Today’s post will draw from the following:

  1. An Introduction To Hyperbolic Discounting discusses warfare between successive selves (e.g., OdysseusNOW restricts the freedoms of OdysseusFUTURE in order to survive the sirens).
  2. An Introduction To Prisoner’s Dilemma discusses how maths can be used to describe the outcome of games between competitors.

Time to connect these threads! 🙂 Let’s ground our warfare narrative in the formal systems of game theory.

Schizophrenic’s Dilemma

First, we interpret { larger-later (LL) vs. smaller-sooner (SS) } rewards in terms of { cooperation vs. defection } decisions.

Second, we name our actors:

  • P represents your present-self
  • F represents your future-self
  • FF represents your far-future-self, etc.

Does this game suffer from the same issue as classical PD? Only one way to find out!

ISD- Simple Example (1)

Here’s how I would explain what’s going on:

  • Bold arrows represent decisions, irreversible choices in the real world. Decisions lock in final scores (yellow boxes).
  • Skinny arrows represent intentions, the construction of rules for future decisions.
  • The psychological reward you get from setting intentions is just as real as that produced by decisions.
  • Reward is accretive: your brain seeks to maximize the sum total reward it receives over time.

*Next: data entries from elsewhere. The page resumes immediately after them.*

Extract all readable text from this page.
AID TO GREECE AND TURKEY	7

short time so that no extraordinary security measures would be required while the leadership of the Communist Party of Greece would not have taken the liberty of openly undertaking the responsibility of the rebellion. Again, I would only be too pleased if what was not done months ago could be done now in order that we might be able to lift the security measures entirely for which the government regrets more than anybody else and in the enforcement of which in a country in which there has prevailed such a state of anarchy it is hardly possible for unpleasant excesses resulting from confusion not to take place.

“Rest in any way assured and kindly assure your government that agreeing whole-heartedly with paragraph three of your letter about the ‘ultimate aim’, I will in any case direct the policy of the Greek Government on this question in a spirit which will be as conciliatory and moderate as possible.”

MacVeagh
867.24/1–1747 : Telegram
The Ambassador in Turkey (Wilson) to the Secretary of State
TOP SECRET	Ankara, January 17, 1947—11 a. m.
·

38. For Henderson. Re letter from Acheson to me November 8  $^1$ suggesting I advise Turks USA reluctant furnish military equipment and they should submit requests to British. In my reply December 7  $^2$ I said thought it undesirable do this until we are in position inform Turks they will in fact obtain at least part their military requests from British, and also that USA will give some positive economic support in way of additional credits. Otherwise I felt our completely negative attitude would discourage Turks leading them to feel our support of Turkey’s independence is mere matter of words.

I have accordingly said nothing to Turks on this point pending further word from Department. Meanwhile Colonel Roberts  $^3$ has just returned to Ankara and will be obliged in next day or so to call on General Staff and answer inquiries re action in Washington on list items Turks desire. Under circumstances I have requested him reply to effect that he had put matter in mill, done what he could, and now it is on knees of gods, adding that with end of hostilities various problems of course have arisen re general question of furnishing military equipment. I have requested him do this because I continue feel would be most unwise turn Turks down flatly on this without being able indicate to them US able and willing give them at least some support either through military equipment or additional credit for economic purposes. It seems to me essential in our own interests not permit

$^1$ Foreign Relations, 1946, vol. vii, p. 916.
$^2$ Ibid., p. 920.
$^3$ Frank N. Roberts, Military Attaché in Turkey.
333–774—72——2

Take some time to really ingest this diagram.

Iterated Schizophrenic’s Dilemma (ISD)

Okay, so we now understand how to model intertemporal warfare as a kind of “Schizophrenic’s Dilemma“. But we “have to live with ourselves” — the analogy ought to be extended across more than one decision. Here’s how:

ISD - From Flat Behavior To IPD

Time flows from left to right. In the first row, we see that an organism’s choices are essentially linear. For each choice, the reasoner selects either an LL (larger-longer) or an SS (smaller-sooner) reward. How can this be made into a two-dimensional game? We can achieve this graphically by “stretching each choice point up and to the left”. This move ultimately implements the following:

  • Temporal Continuity: “the future-self of one time step must be equivalent to the present-self of the next time step”.

It is by virtue of this rule that we are able to conceptualize the present-self competing against the future-self (second row). The third row simply compresses the second into one state-space.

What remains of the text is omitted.